基于此,本文选择汶川大地震后的都江堰和九寨沟旅游社区为案例地,尝试构建一个由地方依恋、社区参与、职业认同、社区增权、社会资本五个关键影响因素组成的旅游目的地社区恢复力形成机制的结构方程模型,分析各因素对旅游目的地社区恢复力发挥作用的路径及影响程度。本文将有助于拓展旅游地理学的研究视角,为旅游目的地社区恢复力培育和保持提供理论支撑。具体的研究问题包括:① 关键影响因素对旅游目的地社区恢复力的作用程度如何?② 关键影响因素的综合作用机理如何?是否存在中介效应?
2 研究方法与数据来源
2.1 概念模型
2.1.1 旅游目的地社区恢复力 恢复力思想发源于生态学,指的是生态系统应对外在扰动的能力。恢复力研究从早期的仅关注生态系统的恢复力逐渐扩展到关注社会系统应对外来压力和扰动的能力。社区恢复力强调社区成员的能动性,重视自身的经验知识和学习能力在应对外部压力时的作用[14]。社区恢复力理论认为社区应对压力和扰动的能力不仅取决于自然和物质资源,更取决于社会经济因素。剖析社会因素对社区恢复力的影响机理是社区恢复力研究的关键议题。作为一种特殊的社区类型,旅游目的地社区的恢复力逐渐引起学界的关注,****们试图理清旅游目的地社区恢复力的影响因素及其作用机制。社区恢复力的影响因素主要来自于社会、管理(制度)和经济三个方面[2]。社会因素包括社会资本[15]、地方依恋[13]、社会关系网络[16]、社会信任[17]以及社会公平[18]等。管理(制度)因素包括集体效能[19]、社区参与[20]、权利共享[21]等。
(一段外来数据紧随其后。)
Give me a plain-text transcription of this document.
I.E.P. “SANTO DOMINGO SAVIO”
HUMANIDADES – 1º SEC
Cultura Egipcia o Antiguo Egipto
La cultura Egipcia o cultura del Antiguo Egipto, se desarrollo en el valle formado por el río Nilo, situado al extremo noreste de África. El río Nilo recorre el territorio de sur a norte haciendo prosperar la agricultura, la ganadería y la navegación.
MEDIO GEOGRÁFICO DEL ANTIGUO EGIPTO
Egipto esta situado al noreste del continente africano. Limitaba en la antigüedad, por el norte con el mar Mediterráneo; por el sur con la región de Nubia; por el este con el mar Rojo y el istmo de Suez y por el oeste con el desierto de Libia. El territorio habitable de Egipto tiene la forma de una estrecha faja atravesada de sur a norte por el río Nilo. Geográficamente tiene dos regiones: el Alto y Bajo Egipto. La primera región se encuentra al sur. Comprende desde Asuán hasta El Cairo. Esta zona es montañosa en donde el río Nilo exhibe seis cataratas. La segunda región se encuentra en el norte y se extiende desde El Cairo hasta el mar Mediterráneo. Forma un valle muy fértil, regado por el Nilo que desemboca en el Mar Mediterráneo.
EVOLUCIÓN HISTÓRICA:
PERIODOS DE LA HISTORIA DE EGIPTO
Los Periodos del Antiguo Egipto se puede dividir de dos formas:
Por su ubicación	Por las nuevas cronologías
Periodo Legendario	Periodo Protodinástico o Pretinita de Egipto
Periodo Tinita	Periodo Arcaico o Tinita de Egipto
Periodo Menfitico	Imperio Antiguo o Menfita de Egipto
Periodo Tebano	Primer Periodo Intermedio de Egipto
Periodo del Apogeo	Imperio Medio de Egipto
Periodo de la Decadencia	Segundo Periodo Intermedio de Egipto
经济因素包括生计方式的多样性[20]、经济发展潜力[22]、经济机会的多样性[18]、减少经济漏损[23]等。虽然****们从理论上提出了社区恢复力的影响因素,但是缺乏相应的实证研究,尤其缺少对旅游目的地社区恢复力影响因素及其作用机理的实证测度。据此,本文依据文献回顾,选取地方依恋、职业认同、社区参与、社区增权和社会资本这五个关键影响因素,综合分析其作用机理,探究旅游目的地社区恢复力的生成路径。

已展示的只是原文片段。